In the following, we define the \(\sigma\)-polynomials.
With \(\mathcal{P}_n^{\sigma} \), \(n\in \mathbb{N}_0 \), we will denote the set of all functions in the form
\[
a_n(\sigma(x))^n+a_{n-1}(\sigma(x))^{n-1}+\cdots+ a_1(x)\sigma(x)+a_0,\quad x\in \mathbb{T},
\notag\]
where \(a_j\in \mathbb{R} \), \(j\in \{0, 1, \ldots, n\} \). Let \(a, b\in \mathbb{T} \), \(a<b \). A function \(g\in \mathcal{P}_n^{\sigma} \)will be called
a \(\sigma\)-polynomial.
To define a \(\sigma\)-Lagrange polynomial we have a requirement that the points in the data set should be \(\sigma\)-distinct.

Definition:

Let \(n\in \mathbb{N}_0 \).
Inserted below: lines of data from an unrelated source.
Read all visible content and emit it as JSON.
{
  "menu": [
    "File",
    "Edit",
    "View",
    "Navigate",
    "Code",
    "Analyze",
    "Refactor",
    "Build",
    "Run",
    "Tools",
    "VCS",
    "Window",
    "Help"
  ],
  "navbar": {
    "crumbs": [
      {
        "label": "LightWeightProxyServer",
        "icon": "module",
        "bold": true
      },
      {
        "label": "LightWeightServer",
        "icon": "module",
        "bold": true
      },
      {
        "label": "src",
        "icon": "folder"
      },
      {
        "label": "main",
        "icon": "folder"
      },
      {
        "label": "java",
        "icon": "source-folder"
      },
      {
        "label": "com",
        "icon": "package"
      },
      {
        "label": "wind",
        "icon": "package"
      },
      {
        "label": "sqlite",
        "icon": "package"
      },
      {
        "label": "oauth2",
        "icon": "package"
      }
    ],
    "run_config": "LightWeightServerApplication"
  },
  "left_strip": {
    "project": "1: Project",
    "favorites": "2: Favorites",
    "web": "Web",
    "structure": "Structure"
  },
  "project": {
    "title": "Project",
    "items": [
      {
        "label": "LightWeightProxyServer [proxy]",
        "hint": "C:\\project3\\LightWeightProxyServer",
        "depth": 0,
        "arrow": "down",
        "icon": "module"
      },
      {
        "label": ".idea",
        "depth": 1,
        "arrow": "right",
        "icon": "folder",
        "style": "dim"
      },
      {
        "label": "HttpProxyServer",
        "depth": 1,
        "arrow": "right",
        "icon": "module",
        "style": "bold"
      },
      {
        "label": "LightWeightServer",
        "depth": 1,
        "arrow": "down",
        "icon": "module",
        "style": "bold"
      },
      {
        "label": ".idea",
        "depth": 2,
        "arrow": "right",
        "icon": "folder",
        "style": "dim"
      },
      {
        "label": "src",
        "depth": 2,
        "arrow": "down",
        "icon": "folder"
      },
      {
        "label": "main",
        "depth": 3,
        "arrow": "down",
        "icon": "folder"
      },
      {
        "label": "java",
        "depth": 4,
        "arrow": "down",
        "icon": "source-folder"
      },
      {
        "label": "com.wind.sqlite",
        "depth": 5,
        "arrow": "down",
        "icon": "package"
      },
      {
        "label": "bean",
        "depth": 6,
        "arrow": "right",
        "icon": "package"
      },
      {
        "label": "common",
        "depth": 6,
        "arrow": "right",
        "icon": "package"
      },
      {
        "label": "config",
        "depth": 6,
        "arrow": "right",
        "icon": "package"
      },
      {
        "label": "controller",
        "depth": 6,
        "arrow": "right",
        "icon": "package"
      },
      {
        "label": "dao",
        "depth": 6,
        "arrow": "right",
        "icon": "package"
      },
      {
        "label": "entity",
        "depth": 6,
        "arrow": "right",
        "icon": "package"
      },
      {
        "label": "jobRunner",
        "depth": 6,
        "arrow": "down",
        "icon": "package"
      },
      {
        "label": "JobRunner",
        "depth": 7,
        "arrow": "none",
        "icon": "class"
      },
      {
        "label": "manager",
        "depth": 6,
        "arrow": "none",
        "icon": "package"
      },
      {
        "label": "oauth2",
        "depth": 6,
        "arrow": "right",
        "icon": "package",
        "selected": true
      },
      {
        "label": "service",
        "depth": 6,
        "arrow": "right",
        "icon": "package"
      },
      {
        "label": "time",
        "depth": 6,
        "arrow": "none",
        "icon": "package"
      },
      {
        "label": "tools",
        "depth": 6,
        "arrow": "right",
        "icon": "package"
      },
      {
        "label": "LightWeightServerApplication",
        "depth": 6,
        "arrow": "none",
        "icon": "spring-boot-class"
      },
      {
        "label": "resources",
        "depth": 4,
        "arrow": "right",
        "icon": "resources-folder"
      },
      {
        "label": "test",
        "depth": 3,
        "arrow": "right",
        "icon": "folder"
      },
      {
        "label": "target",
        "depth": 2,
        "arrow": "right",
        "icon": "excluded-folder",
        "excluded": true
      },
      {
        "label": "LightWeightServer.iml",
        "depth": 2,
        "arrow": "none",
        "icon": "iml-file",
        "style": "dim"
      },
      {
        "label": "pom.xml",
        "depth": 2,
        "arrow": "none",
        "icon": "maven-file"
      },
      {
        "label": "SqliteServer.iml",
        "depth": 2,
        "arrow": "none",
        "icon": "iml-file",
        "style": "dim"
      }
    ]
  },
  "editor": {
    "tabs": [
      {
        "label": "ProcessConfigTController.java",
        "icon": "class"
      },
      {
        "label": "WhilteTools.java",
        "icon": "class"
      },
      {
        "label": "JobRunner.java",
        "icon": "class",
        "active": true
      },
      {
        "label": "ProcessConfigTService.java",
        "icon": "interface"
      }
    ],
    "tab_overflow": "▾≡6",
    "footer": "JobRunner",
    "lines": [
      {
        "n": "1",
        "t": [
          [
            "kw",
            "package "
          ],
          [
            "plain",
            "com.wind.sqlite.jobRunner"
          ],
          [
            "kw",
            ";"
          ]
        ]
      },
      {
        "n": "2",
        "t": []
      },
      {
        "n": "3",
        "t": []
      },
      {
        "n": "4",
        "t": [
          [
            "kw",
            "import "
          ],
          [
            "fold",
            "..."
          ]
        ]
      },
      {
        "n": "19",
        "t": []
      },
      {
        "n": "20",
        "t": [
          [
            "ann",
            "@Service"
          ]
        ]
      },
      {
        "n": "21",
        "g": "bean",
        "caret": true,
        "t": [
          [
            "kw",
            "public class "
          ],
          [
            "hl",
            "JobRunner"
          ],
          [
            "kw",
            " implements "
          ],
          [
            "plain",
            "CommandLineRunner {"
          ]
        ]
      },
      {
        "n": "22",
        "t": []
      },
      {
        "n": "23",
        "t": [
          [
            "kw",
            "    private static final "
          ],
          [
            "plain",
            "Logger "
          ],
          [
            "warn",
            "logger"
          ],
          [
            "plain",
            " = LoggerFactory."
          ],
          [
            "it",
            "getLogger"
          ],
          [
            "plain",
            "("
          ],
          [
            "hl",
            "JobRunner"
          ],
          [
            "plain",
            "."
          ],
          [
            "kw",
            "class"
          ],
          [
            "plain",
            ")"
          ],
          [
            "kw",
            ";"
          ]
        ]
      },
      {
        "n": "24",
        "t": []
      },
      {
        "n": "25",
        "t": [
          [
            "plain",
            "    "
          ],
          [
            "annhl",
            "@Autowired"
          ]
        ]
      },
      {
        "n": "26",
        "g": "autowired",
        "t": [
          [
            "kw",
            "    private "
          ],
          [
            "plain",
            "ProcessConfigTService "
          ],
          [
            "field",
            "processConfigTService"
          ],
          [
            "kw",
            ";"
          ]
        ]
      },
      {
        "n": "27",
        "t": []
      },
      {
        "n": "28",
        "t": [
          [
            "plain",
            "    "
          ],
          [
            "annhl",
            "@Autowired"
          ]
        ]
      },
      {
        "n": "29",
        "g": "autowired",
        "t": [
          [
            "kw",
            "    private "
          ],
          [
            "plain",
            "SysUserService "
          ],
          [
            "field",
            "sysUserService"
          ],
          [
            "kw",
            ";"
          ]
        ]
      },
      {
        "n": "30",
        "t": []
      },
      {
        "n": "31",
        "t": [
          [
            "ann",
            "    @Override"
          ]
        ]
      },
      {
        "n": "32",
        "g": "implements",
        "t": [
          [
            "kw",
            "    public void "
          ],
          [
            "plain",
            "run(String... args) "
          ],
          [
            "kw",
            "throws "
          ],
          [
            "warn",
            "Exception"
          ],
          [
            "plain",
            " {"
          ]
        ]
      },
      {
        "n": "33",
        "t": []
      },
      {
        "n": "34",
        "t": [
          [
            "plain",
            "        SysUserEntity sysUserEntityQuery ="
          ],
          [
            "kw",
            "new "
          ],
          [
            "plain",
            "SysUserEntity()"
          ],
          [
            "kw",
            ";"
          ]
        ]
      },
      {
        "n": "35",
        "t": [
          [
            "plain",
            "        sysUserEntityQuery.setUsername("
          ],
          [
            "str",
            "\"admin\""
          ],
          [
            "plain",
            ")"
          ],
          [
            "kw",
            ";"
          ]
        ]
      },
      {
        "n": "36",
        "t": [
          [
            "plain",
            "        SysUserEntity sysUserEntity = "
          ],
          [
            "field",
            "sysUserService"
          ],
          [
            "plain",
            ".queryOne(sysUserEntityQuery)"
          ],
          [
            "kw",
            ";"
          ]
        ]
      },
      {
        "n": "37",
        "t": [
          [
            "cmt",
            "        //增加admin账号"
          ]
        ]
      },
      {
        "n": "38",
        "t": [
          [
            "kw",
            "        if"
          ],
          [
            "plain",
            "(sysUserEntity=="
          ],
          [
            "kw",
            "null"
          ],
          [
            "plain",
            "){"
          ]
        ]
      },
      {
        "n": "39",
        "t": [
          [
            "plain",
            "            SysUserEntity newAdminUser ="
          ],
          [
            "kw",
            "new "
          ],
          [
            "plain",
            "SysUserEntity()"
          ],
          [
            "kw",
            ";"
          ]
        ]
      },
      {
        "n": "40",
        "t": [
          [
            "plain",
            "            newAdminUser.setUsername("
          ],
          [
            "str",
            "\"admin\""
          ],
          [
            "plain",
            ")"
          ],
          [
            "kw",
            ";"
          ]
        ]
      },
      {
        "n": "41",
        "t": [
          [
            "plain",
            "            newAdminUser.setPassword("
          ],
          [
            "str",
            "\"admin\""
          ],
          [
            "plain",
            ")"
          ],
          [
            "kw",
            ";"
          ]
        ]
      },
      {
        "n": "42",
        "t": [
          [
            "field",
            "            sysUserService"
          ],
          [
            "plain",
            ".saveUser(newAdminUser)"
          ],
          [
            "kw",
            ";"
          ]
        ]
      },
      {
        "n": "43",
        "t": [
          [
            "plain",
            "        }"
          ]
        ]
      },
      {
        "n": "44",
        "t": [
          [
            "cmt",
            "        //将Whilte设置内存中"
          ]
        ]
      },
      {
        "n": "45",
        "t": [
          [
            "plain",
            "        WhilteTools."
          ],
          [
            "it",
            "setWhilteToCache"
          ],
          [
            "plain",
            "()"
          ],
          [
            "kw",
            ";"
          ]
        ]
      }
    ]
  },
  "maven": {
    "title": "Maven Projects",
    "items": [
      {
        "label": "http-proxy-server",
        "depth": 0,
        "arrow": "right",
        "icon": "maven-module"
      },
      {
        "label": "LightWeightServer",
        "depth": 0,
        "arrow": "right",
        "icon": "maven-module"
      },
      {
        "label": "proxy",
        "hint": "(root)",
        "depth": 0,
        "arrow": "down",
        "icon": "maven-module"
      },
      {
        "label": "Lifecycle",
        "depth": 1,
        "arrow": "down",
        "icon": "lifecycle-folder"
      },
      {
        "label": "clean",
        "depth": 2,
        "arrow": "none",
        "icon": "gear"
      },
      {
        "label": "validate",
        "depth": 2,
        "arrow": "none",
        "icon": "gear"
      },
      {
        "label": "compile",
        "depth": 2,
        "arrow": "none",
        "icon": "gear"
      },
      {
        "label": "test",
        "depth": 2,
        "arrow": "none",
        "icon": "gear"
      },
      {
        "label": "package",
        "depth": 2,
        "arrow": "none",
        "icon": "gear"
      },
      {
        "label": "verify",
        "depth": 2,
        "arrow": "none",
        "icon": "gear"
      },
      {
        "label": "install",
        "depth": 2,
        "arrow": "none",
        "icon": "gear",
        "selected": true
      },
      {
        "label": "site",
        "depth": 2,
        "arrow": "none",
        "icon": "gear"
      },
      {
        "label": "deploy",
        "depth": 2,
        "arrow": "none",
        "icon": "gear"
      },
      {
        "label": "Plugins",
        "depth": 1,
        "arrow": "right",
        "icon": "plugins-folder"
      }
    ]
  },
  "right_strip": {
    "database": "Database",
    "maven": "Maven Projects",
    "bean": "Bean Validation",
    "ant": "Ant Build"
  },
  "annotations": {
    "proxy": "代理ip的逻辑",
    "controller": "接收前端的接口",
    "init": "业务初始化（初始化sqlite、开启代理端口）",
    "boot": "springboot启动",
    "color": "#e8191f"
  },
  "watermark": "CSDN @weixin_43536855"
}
The points \(x_j\in [a, b) \), \(j\in \{0, 1, \ldots, n\} \), will be called \(\sigma\)-distinct if \(\sigma(x_n)\leq b \)and
\[
\sigma(x_0)<\sigma(x_1)<\ldots < \sigma(x_n).
\notag\]

Example

Let \(\mathbb{T}=\{-1, 1\}\bigcup \left\{1+\left(\frac{1}{2}\right)^n: n\in \mathbb{N}_0\right\}\bigcup \{3, 4, 5\} \)and \(a=-1 \), \(b=5 \). Take the points
\[
x_0=-1,\quad x_1=1,\quad x_2=3.
\notag\]
Then
\[
\sigma(x_0)=1,\quad \sigma(x_1)=1,\quad \sigma(x_2)=4.
\notag\]
Thus, the points \(\{x_0, x_1, x_2\} \)are not \(\sigma\)-distinct.

Example

Let \(\mathbb{T}=2^{\mathbb{N}_0} \), \(a=1 \), \(b=16 \). Take the points
\[
x_0=1,\quad x_1=2,\quad x_2=4.
\notag\]
Then
\[
\sigma(x_0)=2,\quad \sigma(x_1)=4,\quad \sigma(x_2)=8.
\notag\]
Therefore \(\{x_0, x_1, x_2\} \)are \(\sigma\)-distinct points.

As in the case of Lagrange interpolation, one can prove the following result.

Theorem

Suppose that \(n\in \mathbb{N} \)and \(x_j\in \mathbb{T} \), \(j\in \{0, 1, \ldots, n\} \), are \(\sigma\)-distinct. Then there exist unique
\(\sigma\)-polynomials \(L_{\sigma k}\in \mathcal{P}_{n}^{\sigma} \), \(k\in \{0, 1, \ldots, n\} \), such that
\[
L_{\sigma k}(x_i)= \left\{
\begin{array}{l}
1\quad \text{if}\quad i=k\\ \\
0\quad \text{if}\quad i\ne k,
\end{array}
\right.
\notag\]
\(i, k\in \{0, 1, \ldots, n\} \). Moreover,
\[\begin{aligned}
p_{\sigma n}(x)&=& \sum_{k=0}^n L_{\sigma k}(x) y_k\\ \\
&=& \sum_{k=0}^n \left(\prod_{j=0, j\ne k}^n \frac{\sigma(x)-\sigma(x_j)}{\sigma(x_k)-\sigma(x_j)}\right)y_k,\quad x\in \mathbb{T}
\end{aligned}\notag\]
satisfies the condition \(p_{\sigma n}(x_i)=y_i \), \(i\in \{0, 1, \ldots, n\} \), \(p_{\sigma n}\in \mathcal{P}_n^{\sigma} \).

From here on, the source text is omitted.